The following two national reviews were also conducted with involvement and assistance of your staff:
Value Engineering (VE) Program Review - Earlier this year, the US Department of Transportation’s Office of the Inspector General (OIG) included WSDOT in a review of 10 states’ VE program. Based on their review of the 10 states OIG determined that WSDOT’s VE program was top ranked in three of the four value engineering indicator categories and fifth in the fourth category. The top four in each category were determined to meet statutory requirements or exceeded national averages.
Local Project Administration (LPA) Scan - A FHWA national team selected Washington as one of the states for a scan to assess the stewardship and oversight of local agency projects and gather good practices. The scan team selected Washington State as its first visit because of its well-known and comprehensive local project administration program. The scan team met with the Division, H&LP, and several local agencies. The scan team was impressed with the implementation of the program and found numerous examples of good practices with the Local Programs Manual being a best practice. This information is being shared with all FHWA Division Offices and other states and local agencies.
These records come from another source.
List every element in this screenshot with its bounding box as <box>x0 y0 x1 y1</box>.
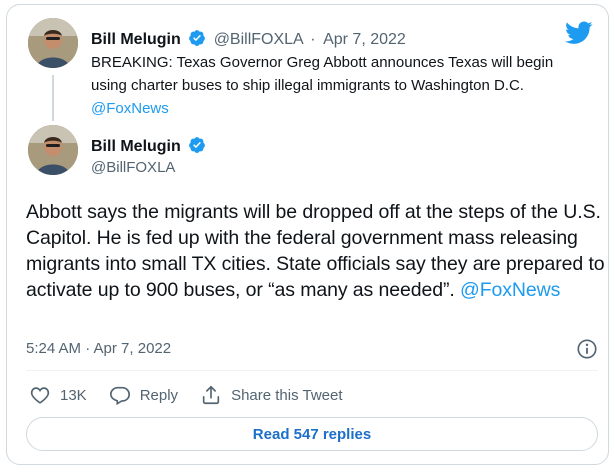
heart-icon <box>30 387 50 404</box>
reply-label: Reply <box>139 386 179 404</box>
author-handle[interactable]: @BillFOXLA <box>91 159 175 176</box>
twitter-bird-icon[interactable] <box>565 21 593 45</box>
verified-badge-icon <box>189 137 206 153</box>
share-icon <box>202 385 220 405</box>
quoted-tweet-body: BREAKING: Texas Governor Greg Abbott ann… <box>91 54 554 94</box>
avatar[interactable] <box>28 18 78 68</box>
read-replies-label: Read 547 replies <box>252 425 372 443</box>
quoted-tweet-text: BREAKING: Texas Governor Greg Abbott ann… <box>91 51 561 120</box>
share-label: Share this Tweet <box>231 386 343 404</box>
read-replies-button[interactable]: Read 547 replies <box>26 417 598 451</box>
like-count: 13K <box>60 386 87 404</box>
tweet-card: Bill Melugin @BillFOXLA · Apr 7, 2022 BR… <box>6 4 609 465</box>
author-name[interactable]: Bill Melugin <box>91 31 181 48</box>
share-button[interactable]: Share this Tweet <box>200 384 343 406</box>
main-author-name-row: Bill Melugin <box>91 136 206 156</box>
main-tweet-text: Abbott says the migrants will be dropped… <box>26 199 606 303</box>
mention-link[interactable]: @FoxNews <box>460 279 560 301</box>
separator: · <box>310 31 316 48</box>
divider <box>26 370 598 371</box>
reply-icon <box>109 386 130 406</box>
mention-link[interactable]: @FoxNews <box>91 100 169 117</box>
author-name[interactable]: Bill Melugin <box>91 138 181 155</box>
quoted-tweet-header: Bill Melugin @BillFOXLA · Apr 7, 2022 <box>91 29 406 49</box>
tweet-actions: 13K Reply Share this Tweet <box>29 383 365 407</box>
thread-connector <box>52 75 54 121</box>
reply-button[interactable]: Reply <box>109 384 178 406</box>
tweet-date[interactable]: Apr 7, 2022 <box>323 31 406 48</box>
like-button[interactable]: 13K <box>29 384 87 406</box>
avatar[interactable] <box>28 125 78 175</box>
info-icon[interactable] <box>576 338 598 360</box>
tweet-timestamp[interactable]: 5:24 AM · Apr 7, 2022 <box>26 340 171 357</box>
author-handle[interactable]: @BillFOXLA <box>214 31 303 48</box>
verified-badge-icon <box>189 30 206 46</box>
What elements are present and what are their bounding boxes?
In addition to the above mentioned specific program oversight and review activities my staff has specific project involvement responsibilities, as well. Each and every one of the 279 federal-aid highway projects authorized for construction in FY 2006 required FHWA involvement through our approval of the environmental document. Per WSDOT and FHWA’s Stewardship Agreement we also had project specific design, right-of-way, and construction involvement on many Interstate and major/unique projects under development and construction in Washington State. Therefore, I make the following finding:
We wish to thank you and your staff for their professionalism, integrity, and innovation in carrying out the delivery the federal-aid funds during federal FY2006. Members of my staff will be contacting your staff to set up reviews and financial audits for the current federal fiscal year (2007).